Special Term also erred in holding National jointly and *48severally liable with the shipowners. On this record, it is fairly obvious that it was merely an intermediary performing only ministerial functions. It was not a party to any of the charter parties or to any of the three settlement agreements. Without some factual basis, National cannot be held liable for commissions allegedly due solely by virtue of contracts to which it was not a party. (See generally, Blitman Constr. Corp. v Kent Vil. Hous. Co., 91 AD2d 173.) Since, however, the complaint alleges that National and the five corporate shipowners are the alter egos of John Theodoracopulos, and there is at least some evidence suggesting that this may be the case, the matter is best left for trial. In this regard, we also take passing note of the lack of support in the record for the imposition of joint liability upon the shipowners, as reflected in the judgment entered upon the grant of partial summary judgment.

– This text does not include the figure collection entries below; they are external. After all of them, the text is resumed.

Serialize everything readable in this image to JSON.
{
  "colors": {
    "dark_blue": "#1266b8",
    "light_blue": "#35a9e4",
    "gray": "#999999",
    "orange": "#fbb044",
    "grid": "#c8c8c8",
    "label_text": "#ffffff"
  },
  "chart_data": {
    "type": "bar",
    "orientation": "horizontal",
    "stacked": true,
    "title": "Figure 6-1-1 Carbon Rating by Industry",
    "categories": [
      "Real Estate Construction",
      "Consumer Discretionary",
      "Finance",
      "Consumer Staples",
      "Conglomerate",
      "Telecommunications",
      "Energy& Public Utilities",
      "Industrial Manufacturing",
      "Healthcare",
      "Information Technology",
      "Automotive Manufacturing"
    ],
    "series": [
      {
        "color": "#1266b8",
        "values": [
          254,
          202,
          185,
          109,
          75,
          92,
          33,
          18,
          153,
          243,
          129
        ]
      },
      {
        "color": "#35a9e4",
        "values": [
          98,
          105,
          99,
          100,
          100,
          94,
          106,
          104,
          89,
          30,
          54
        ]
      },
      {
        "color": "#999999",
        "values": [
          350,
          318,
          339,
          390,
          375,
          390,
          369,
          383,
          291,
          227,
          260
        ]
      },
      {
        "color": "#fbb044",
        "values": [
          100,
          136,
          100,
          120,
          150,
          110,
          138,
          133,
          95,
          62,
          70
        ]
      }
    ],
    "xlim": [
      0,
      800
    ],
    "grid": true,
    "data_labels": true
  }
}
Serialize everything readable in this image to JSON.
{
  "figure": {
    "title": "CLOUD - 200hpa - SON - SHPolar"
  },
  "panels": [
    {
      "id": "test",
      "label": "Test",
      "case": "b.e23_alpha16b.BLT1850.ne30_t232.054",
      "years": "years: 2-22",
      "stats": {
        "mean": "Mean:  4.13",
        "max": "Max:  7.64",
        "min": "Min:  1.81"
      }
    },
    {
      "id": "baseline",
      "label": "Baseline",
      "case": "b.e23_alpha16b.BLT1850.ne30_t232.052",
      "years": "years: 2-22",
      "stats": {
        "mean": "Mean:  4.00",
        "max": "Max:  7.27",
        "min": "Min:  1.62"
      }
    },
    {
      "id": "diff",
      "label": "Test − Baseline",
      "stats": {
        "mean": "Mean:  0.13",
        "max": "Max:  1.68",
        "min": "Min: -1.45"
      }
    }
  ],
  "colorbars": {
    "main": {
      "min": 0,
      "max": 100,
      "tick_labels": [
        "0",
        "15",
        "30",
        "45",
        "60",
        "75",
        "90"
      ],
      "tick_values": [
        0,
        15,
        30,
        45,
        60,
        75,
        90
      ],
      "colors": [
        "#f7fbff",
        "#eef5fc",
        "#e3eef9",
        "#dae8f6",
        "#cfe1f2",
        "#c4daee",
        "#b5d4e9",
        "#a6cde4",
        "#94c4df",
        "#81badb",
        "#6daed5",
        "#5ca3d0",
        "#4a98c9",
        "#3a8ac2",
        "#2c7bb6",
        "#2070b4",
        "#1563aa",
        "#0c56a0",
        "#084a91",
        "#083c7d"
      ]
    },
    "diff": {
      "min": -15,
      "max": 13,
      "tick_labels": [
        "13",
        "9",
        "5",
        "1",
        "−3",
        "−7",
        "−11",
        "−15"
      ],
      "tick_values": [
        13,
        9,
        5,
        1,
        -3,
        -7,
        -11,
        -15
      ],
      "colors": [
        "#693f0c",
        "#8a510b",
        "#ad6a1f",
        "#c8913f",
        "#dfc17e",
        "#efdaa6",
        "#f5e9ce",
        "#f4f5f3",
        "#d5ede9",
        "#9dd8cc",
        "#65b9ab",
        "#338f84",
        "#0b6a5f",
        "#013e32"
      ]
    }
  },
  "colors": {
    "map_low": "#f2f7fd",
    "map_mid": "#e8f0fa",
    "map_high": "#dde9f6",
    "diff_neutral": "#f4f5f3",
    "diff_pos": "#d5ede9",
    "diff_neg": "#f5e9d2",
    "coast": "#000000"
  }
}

Finally, on plaintiff's cross appeal from the grant of leave to amend the answer, we find that Special Term properly granted the motion. Leave to amend should be freely given (CPLR 3025 [b]; McCaskey, Davies & Assoc. v New York City Health & Hosps. Corp., 59 NY2d 755, 757; Fahey v County of Ontario, 44 NY2d 934, 935; Leslie v Hymes, 60 AD2d 564) and plaintiff is unable to demonstrate any prejudice.

Accordingly, the order of the Supreme Court, New York County (Alfred M. Ascione, J.), entered December 26, 1984, which, inter alia, granted partial summary judgment to plaintiff, should be modified, on the law, to deny plaintiff’s motion for summary judgment in its entirety, and, except as thus modified, affirmed; the judgment of the same court and Justice, entered January 18, 1985, should be reversed, on the law, and the judgment vacated, with costs and disbursements to defendants.

Sandler, J. P., Ross, Kassal and Ellerin, JJ., concur.

Order, Supreme Court, New York County, entered on December 26, 1984, unanimously modified, on the law, to deny plaintiff’s motion for summary judgment in its entirety, and, except as thus modified, affirmed, and a judgment of said court, entered thereon on January 18, 1985, unanimously reversed, on the law, and the judgment vacated. Defendants-appellants-respondents shall recover of plaintiff-respondent-appellant one bill of $75 costs and disbursements of this appeal and cross appeal.

. While Pertamina was entitled to certain credits when the vessels were placed in lay up, it was not relieved of its obligation to pay hire. The $309,387,038.80 balance due the shipowners takes into account these credits.

. The owners of the two "To Be Named” vessels, although parties to the second and third settlement agreements, were not parties to the $6,000,000 January 1976 agreement.

. In accordance with Matter of City of New York (James St.) (21 NY2d 293, 301), we take judicial notice of the depression in the world tanker market since 1974.